Ana Sayfa / Yazarlar / Bağıra Bağıra gelen 15 Temmuz Darbesi

Bağıra Bağıra gelen 15 Temmuz Darbesi

Faydalı ise lütfen bağlantıyı paylaşınız, tavsiye ediniz. Kaynaksız kopyalamanıza rızamız yoktur.

15 Temmuz 2016 FETÖ darbesi ile ilgili bilinmezler hala çoktur. Başlangıçta FETÖ ile birlikte hareket eden ve sonrasında halkın sokağa inmesi ile birlikte başarısız olacağını anlayıp geri vitese takarak darbecilikten sıyıran nice insan vardır. Bir de darbenin geleceği hakkında yazılar yazan benim gibi insanlar varken kılını dahi kıpırdatmayan üstelik önemli makamlarda hala oturan insanlara rastlıyoruz.

FETÖ’den ayrılıp darbe karşıtı imiş gibi görünen nice asker-sivil bürokrat birileri tarafından korunup kollanmış ve ne yazık ki hala etkili yerlerde görev yapmaktadırlar. Bunu darbe kronolojisine bakarak da kolaylıkla anlayabiliriz.

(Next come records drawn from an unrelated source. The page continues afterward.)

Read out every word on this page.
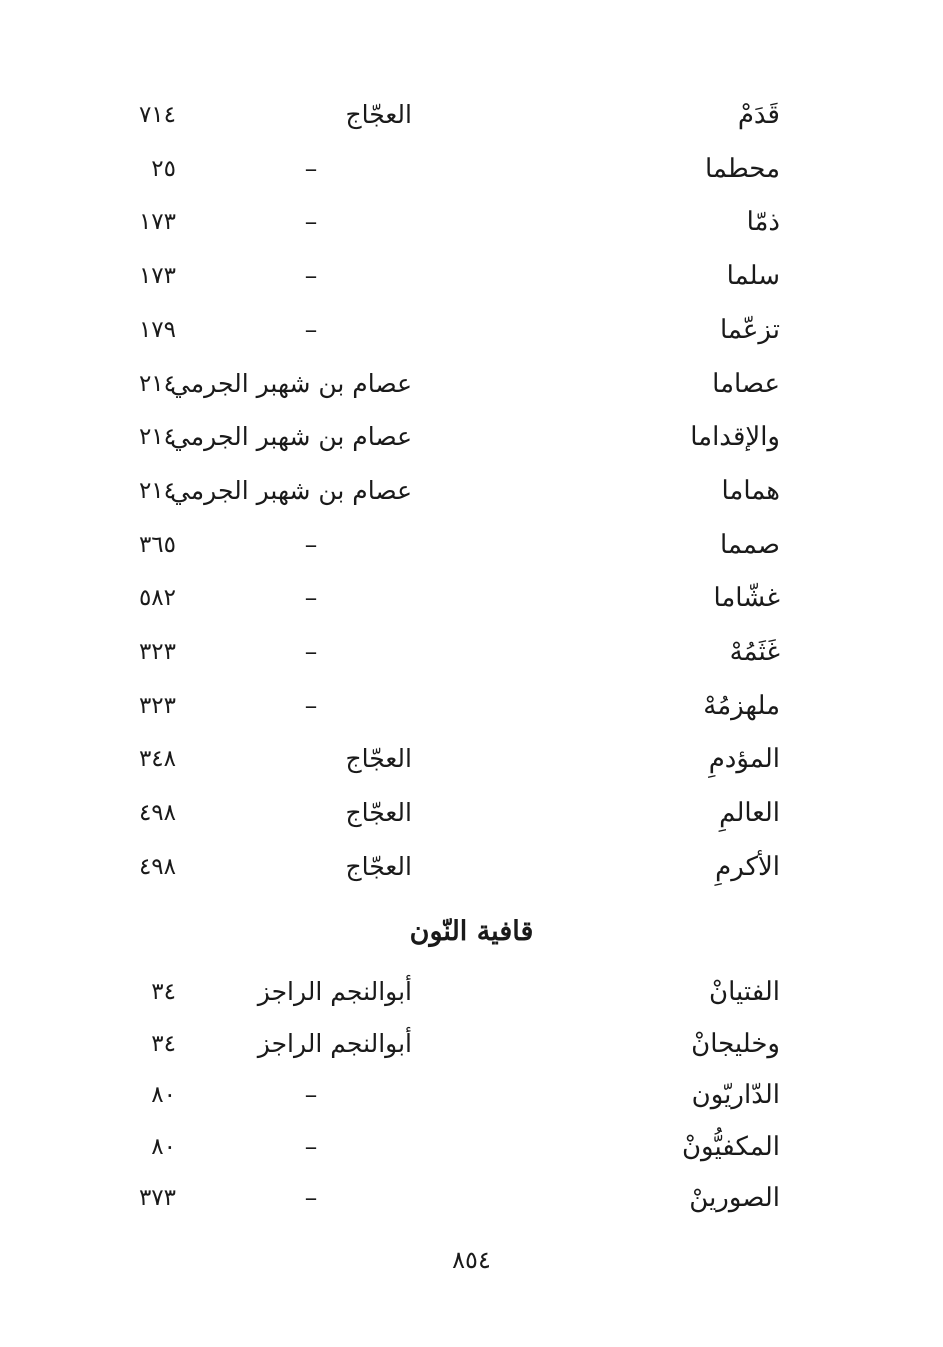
قَدَمْ
العجّاج
٧١٤
محطما
–
٢٥
ذمّا
–
١٧٣
سلما
–
١٧٣
تزعّما
–
١٧٩
عصاما
عصام بن شهبر الجرمي
٢١٤
والإقداما
عصام بن شهبر الجرمي
٢١٤
هماما
عصام بن شهبر الجرمي
٢١٤
صمما
–
٣٦٥
غشّاما
–
٥٨٢
غَثَمُهْ
–
٣٢٣
ملهزمُهْ
–
٣٢٣
المؤدمِ
العجّاج
٣٤٨
العالمِ
العجّاج
٤٩٨
الأكرمِ
العجّاج
٤٩٨
قافية النّون
الفتيانْ
أبوالنجم الراجز
٣٤
وخليجانْ
أبوالنجم الراجز
٣٤
الدّاريّون
–
٨٠
المكفيُّونْ
–
٨٠
الصورينْ
–
٣٧٣
٨٥٤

Örneğin halkımız tanklara göğsünü gerip mücadele ederken Genelkurmay Başkanı ve Ordu Komutanları ortada hiç yoktular. Ne zaman ki 1. Ordu Komutanı, Genelkurmay Başkanlığına atandı işte o zaman her biri tıpış tıpış darbecilerin yanından ayrılıp görev yaptıkları karargaha geri döndüler. Şimdi daha etkin ve üst rütbelerde görev yapıyorlar. Ha, bu arada ne yaptıklarını da söyleyeyim; şu anda darbeciler için “eşek” dedi diye gazetecilere ve televizyon kuruluşlarına dava açmakla meşguller.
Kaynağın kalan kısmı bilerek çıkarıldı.